Just now a heron (a crane? a stork?) flew right over me as I stood by my window watching the dusk gather itself into evening, and I am at a loss for words to describe how it made me feel.
As its form rose over the trees and turned to climb above the fields, I thought at first it was a hawk, but it did not fly like a hawk. Then I thought it might be a goose, but it did not cry like a goose. Then, just as the bird was overhead, its brown body dusted in blush light from the remains of the sunset, I saw its long legs, the poised neck, graceful beak, and it let out a single honk of mysterious meaning before disappearing over the roof.
Stunned, feeling as if I had wakened from a prophetic dream, I stood frozen, my mouth open, heart beating quickly yet calmly beneath my chest, and wondered if I had just caught a wild glimpse of the divine, hidden in this perfect moment that I’d put my book down just in time to witness. Oh, how little I deserve to be privy to such beauty, to see God’s hand move in the wings of a bird. And yet God is faithful to bless his children in ways they could never devise on their own, not even in sleep, and not with their eyes.
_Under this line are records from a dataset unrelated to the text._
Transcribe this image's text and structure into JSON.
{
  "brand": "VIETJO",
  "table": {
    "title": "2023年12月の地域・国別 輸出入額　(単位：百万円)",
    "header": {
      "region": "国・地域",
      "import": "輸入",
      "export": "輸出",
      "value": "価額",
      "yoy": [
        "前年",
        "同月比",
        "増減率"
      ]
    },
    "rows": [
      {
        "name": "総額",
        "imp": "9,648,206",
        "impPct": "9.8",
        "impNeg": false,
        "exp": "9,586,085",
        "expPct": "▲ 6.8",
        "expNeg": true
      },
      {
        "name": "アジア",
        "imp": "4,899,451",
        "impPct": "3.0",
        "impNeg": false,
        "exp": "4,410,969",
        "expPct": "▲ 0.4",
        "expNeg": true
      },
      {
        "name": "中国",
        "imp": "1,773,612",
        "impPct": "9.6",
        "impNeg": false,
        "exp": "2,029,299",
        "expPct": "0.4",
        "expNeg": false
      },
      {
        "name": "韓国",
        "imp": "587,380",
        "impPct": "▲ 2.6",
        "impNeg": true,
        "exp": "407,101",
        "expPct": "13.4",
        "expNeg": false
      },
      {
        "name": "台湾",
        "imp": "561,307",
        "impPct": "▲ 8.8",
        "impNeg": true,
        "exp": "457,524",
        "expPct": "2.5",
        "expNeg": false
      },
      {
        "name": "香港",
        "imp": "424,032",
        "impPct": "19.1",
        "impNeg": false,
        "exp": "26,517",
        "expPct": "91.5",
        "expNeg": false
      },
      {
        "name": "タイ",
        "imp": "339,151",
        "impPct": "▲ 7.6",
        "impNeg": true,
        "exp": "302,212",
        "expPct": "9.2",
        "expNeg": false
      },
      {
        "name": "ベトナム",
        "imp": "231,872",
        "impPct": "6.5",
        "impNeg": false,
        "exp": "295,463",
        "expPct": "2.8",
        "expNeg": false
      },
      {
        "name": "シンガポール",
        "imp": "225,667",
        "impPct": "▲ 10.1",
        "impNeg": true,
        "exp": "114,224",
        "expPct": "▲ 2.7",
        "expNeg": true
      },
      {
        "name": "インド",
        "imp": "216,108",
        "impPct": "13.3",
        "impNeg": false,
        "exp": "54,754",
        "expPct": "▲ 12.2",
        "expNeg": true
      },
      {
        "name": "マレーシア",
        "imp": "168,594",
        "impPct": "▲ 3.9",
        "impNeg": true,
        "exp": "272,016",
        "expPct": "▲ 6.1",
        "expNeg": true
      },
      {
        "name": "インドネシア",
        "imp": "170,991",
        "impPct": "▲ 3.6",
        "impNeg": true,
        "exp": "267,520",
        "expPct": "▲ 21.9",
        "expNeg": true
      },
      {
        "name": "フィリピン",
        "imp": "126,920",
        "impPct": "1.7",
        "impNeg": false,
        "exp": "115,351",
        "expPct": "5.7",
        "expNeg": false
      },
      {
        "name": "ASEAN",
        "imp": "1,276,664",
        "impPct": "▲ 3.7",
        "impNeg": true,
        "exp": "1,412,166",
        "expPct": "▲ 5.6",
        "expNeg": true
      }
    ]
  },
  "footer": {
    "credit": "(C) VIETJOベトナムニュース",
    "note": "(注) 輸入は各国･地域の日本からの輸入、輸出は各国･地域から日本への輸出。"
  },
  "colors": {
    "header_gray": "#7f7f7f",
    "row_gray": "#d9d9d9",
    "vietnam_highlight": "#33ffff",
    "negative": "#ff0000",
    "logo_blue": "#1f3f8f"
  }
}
And now it is blue hour, the sky a soft robin’s egg bearing soft pink feathers, wisps of clouds that whisper of a new heaven and new earth, caught somehow in the expanse above this old beat-up land. They float, whole, a glimpse of hope in the midst of that which is broken. And above even these, a deer leaps, twisting its neck to reach the purple horizon as its body gives itself over to dance. It’s moving in the direction of the stream.
As the deer panteth for the water, so my soul longeth for Thee. Oh, Lord, quickly come. Have mercy on little old me.